The new law re-authorizes multiple group chartering, but limits new community charter applications to “well defined, local, communities,” and requires the administration to define “immediate family member.” Before, individual credit unions chartered to accept employees and their immediate family determined that definition. Some exploited the law.

“Some credit unions had abused that by taking in everybody’s 25th cousin,” Loftus said.

Officials say credit unions need 500 members to be viable, and a few thousand to be considered stable. The Membership Access Act, therefore, is hailed as a victory by small credit unions.

“First and foremost, the legislation is going to restore the ability of federal credit unions to grow and thrive,” said Mark Wolff, vice president of public affairs for CUNA & Affiliates, a Madison, Wis. and Washington, D.C. based trade association for credit unions. “It’s also a key small business issue: Most of the businesses that are driving this economy are small businesses.”

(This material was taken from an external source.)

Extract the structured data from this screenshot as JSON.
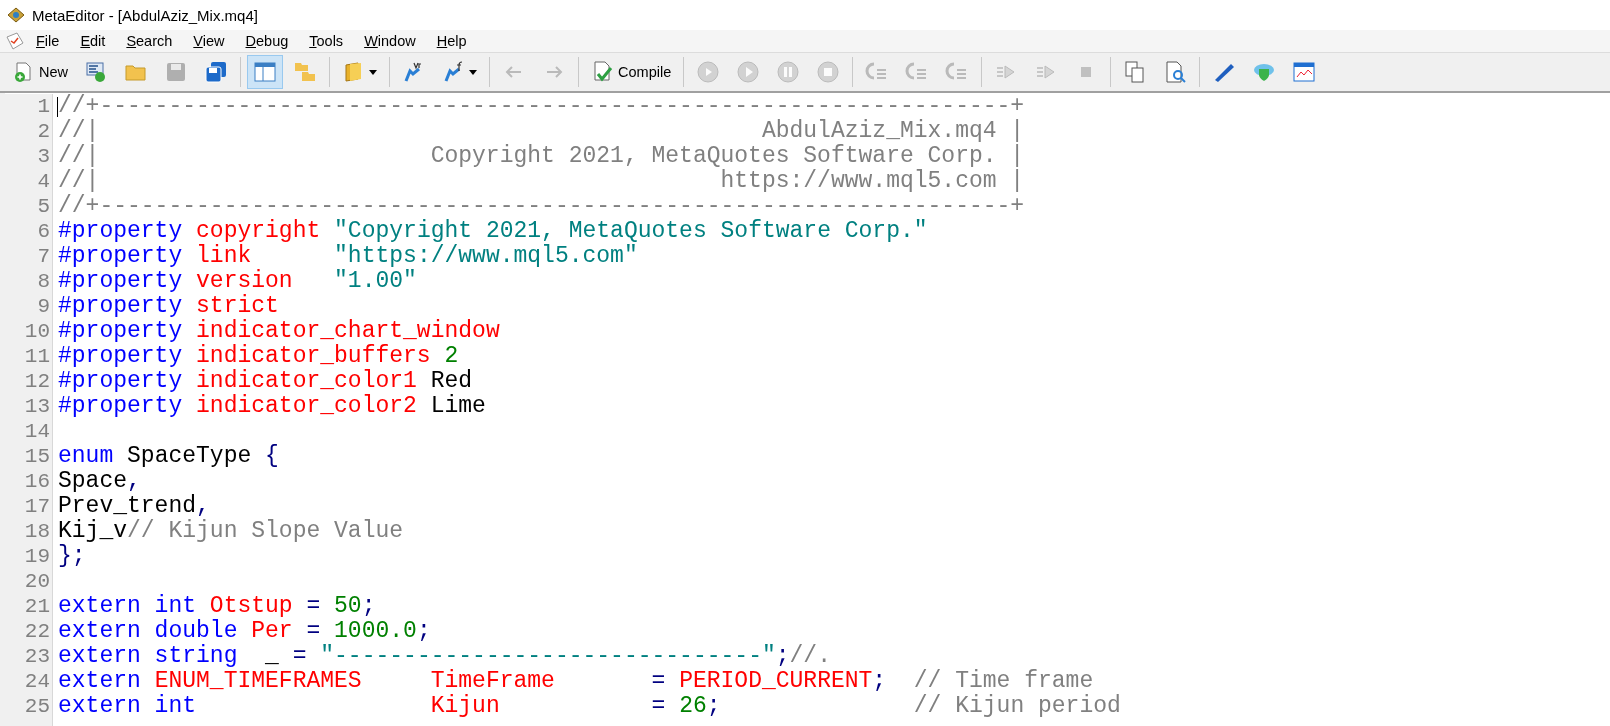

The law, however, also limits credit unions’ ability to make business loans. Federal credit unions may now use only 12.25 percent of their total assets for business lending. Sen. Chuck Hagel, R-Neb., had proposed to make the percentage 7 percent. Hagel voted against the bill, a spokeswoman said.

Though Wolff said business lending is a small part of the credit union industry, the new cap is still not enough to please bankers. They point to its exceptions. For example, a credit union may loan up to $50,000 to a business without it counting against the new aggregate limit.

Also, credit unions established primarily to make business loans and those with a history of business lending — such as credit unions set up to loan to the agriculture or fishing industry — are exempt.

“There’s enough caveats in there that you can drive a truck through it,” Leggett said. “I don’t think credit unions should be making business loans; it’s not what they were set up to do.”

Officials at several small, closed credit unions — such as Frelco Employees Federal Credit Union in Fall River, Mass., which serves Eastern Utilities Associates Service Corp. employees — said the new legislation has no effect on them because they have no plans to expand. It’s the large credit unions that will be most affected, they said.

“They really would have been put behind the eight-ball,” said Robert C. Benz, chief financial officer for the Rhode Island National Guard Technicians federal credit union, of the effect the February Supreme Court ruling would have had on large credit unions if it were not for the new law. “Their large-scale operations would have been scaled back.”

But bankers insist that small credit unions and banks will also suffer. Competition from large credit unions could lure customers from the small credit unions which cannot offer as many services, they say. Misner, for instance, said Bayside credit union is now too small to afford ATM and debit card service.

The new legislation also further pits local banks against local credit unions — with credit unions having the advantage because of their tax exemption, bankers say.

“It’s the death knell of small credit unions,” Leggett said. “Chase and Citicorp, they’re not competing with credit unions. It’s the local community banks that are.”

But Charles Simpson, president of First Citizens’ Federal Credit Union, a federally chartered community credit union with offices in New Bedford, Raynam, Hyannis, and Orleans, Mass., said such predictions are unwarranted without documentation. Simpson, a banker of 32 years, is a former chairman and chief executive officer of Quincy, Mass. Savings Bank.

“I would like to see the study that caused those conclusions to be generated,” Simpson said. “There is a distinct difference between how we operate here and how we operate in a bank environment. I just don’t feel it’s reasonable for me to respond to general, inflammatory statements.”

The main difference has been that credit unions were limited in whom they may accept. Now, that restriction has been lessened.

“I’m really looking forward to the possibility of expanding (our) field of membership,” Misner said. “If we can bring on other employee groups we can anticipate growth. I’m really glad this thing went through the way it did.”